Environmental Chemistry
Analysis and quantification of environmental contaminants, atmospheric chemistry, and energy use.
Biochemistry
In-depth analysis of DNA structure and replication, RNA synthesis and processing, protein synthesis, enzyme function and mechanism, protein structure, protein dynamics, and physical chemistry of macromolecules. Detailed consideration of contemporary topics in biochemistry, including protein structure (primary, secondary, tertiary, and quaternary), methods of structure determination and prediction, protein folding (kinetics, thermodynamics, denaturation, and renaturation), and protein dynamics (internal motions and methods of analysis).
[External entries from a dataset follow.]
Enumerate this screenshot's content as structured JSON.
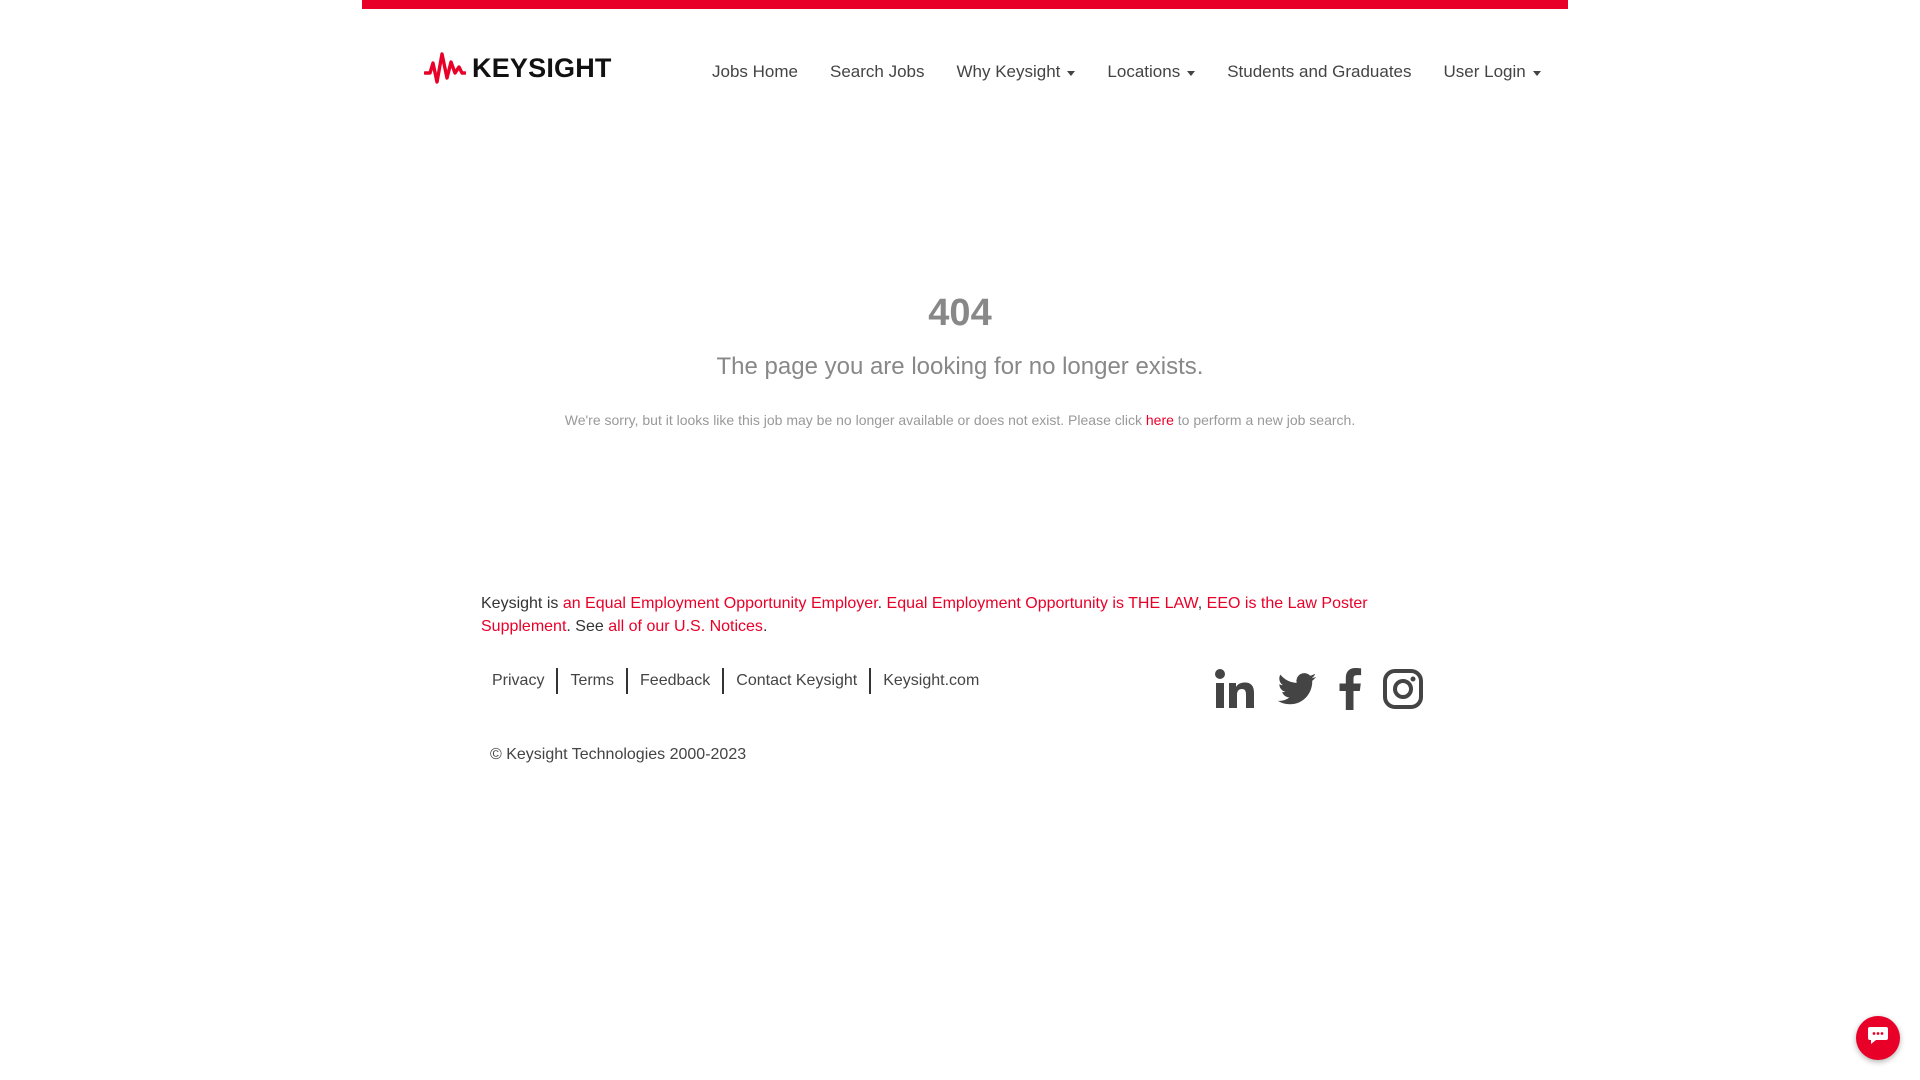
{
  "brand": {
    "name": "KEYSIGHT",
    "accent_color": "#e90029",
    "logo_icon": "keysight-wave-icon"
  },
  "nav": {
    "items": [
      {
        "label": "Jobs Home",
        "dropdown": false
      },
      {
        "label": "Search Jobs",
        "dropdown": false
      },
      {
        "label": "Why Keysight",
        "dropdown": true
      },
      {
        "label": "Locations",
        "dropdown": true
      },
      {
        "label": "Students and Graduates",
        "dropdown": false
      },
      {
        "label": "User Login",
        "dropdown": true
      }
    ]
  },
  "error": {
    "code": "404",
    "title": "The page you are looking for no longer exists.",
    "message_before": "We're sorry, but it looks like this job may be no longer available or does not exist. Please click ",
    "link_text": "here",
    "message_after": " to perform a new job search."
  },
  "eeo": {
    "prefix": "Keysight is ",
    "link1": "an Equal Employment Opportunity Employer",
    "sep1": ". ",
    "link2": "Equal Employment Opportunity is THE LAW",
    "sep2": ", ",
    "link3": "EEO is the Law Poster Supplement",
    "mid": ". See ",
    "link4": "all of our U.S. Notices",
    "end": "."
  },
  "footer": {
    "links": [
      "Privacy",
      "Terms",
      "Feedback",
      "Contact Keysight",
      "Keysight.com"
    ],
    "social_icons": [
      "linkedin-icon",
      "twitter-icon",
      "facebook-icon",
      "instagram-icon"
    ],
    "copyright": "© Keysight Technologies 2000-2023"
  },
  "chat": {
    "icon": "chat-bubble-icon"
  }
}
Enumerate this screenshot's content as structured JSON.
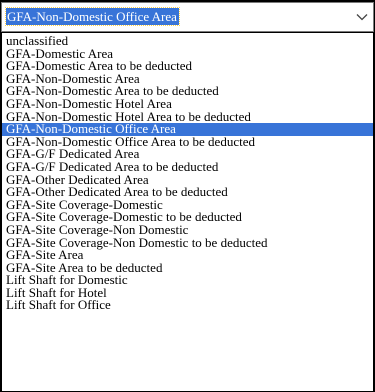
{
  "select": {
    "value": "GFA-Non-Domestic Office Area",
    "icon": "chevron-down-icon"
  },
  "options": [
    {
      "label": "unclassified",
      "selected": false
    },
    {
      "label": "GFA-Domestic Area",
      "selected": false
    },
    {
      "label": "GFA-Domestic Area to be deducted",
      "selected": false
    },
    {
      "label": "GFA-Non-Domestic Area",
      "selected": false
    },
    {
      "label": "GFA-Non-Domestic Area to be deducted",
      "selected": false
    },
    {
      "label": "GFA-Non-Domestic Hotel Area",
      "selected": false
    },
    {
      "label": "GFA-Non-Domestic Hotel Area to be deducted",
      "selected": false
    },
    {
      "label": "GFA-Non-Domestic Office Area",
      "selected": true
    },
    {
      "label": "GFA-Non-Domestic Office Area to be deducted",
      "selected": false
    },
    {
      "label": "GFA-G/F Dedicated Area",
      "selected": false
    },
    {
      "label": "GFA-G/F Dedicated Area to be deducted",
      "selected": false
    },
    {
      "label": "GFA-Other Dedicated Area",
      "selected": false
    },
    {
      "label": "GFA-Other Dedicated Area to be deducted",
      "selected": false
    },
    {
      "label": "GFA-Site Coverage-Domestic",
      "selected": false
    },
    {
      "label": "GFA-Site Coverage-Domestic to be deducted",
      "selected": false
    },
    {
      "label": "GFA-Site Coverage-Non Domestic",
      "selected": false
    },
    {
      "label": "GFA-Site Coverage-Non Domestic to be deducted",
      "selected": false
    },
    {
      "label": "GFA-Site Area",
      "selected": false
    },
    {
      "label": "GFA-Site Area to be deducted",
      "selected": false
    },
    {
      "label": "Lift Shaft for Domestic",
      "selected": false
    },
    {
      "label": "Lift Shaft for Hotel",
      "selected": false
    },
    {
      "label": "Lift Shaft for Office",
      "selected": false
    }
  ],
  "colors": {
    "highlight": "#3874d8",
    "focus_outline": "#ffd24a",
    "background": "#000000"
  }
}
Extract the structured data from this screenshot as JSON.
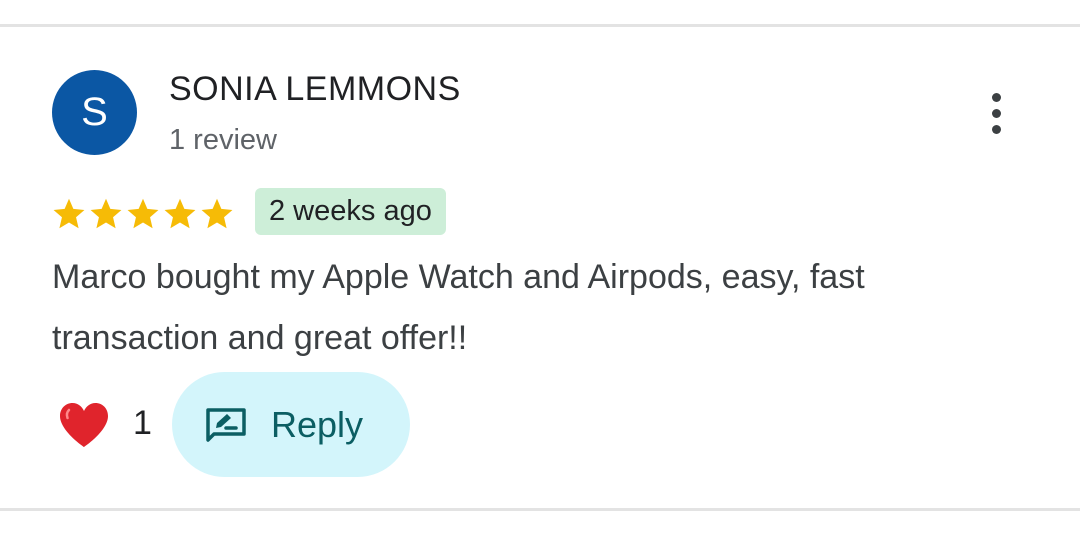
{
  "colors": {
    "avatar_bg": "#0b57a4",
    "star": "#f6bb06",
    "badge_bg": "#cdeed8",
    "reply_bg": "#d3f5fb",
    "heart": "#e0242c",
    "reply_text": "#0b5e63"
  },
  "review": {
    "avatar_initial": "S",
    "reviewer_name": "SONIA LEMMONS",
    "review_count": "1 review",
    "rating": 5,
    "rating_max": 5,
    "time_ago": "2 weeks ago",
    "text": "Marco bought my Apple Watch and Airpods, easy, fast transaction and great offer!!",
    "icons": {
      "more": "more-vert-icon",
      "star": "star-icon",
      "heart": "heart-icon",
      "reply": "rate-review-icon"
    }
  },
  "actions": {
    "like_count": "1",
    "reply_label": "Reply"
  }
}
Detailed studies of the current literature relative to enzyme kinetics and mechanisms; lipids and lipoproteins; chemistry and enzymology of nucleic acids; biochemistry of nucleic acids in eukaryotic cells; and protein chemistry.
Scientific Ethics and Responsible Conduct in Research
Advanced discussion of topics in scientific ethics, including requirements for responsible conduct of research, case histories of fraud, research misconduct, ethical misconduct, and development of professional values and ethical standards.
Signal Transduction and Cell Cycle Regulation
Advanced discussion of current research and literature in signal transduction, including ligands, receptors, and intracellular signaling pathways, as well as control of transcription, chromatin structure, DNA replication, mitosis, and cell cycle progression.
Protein Sequencing and Analysis
Advanced discussion of current methods in protein sequencing, sequence analysis, and posttranslational modifications, emphasizing techniques of mass spectrometry, use of protein databases, sequence alignment and motifs, structure prediction, and modeling of signaling pathways.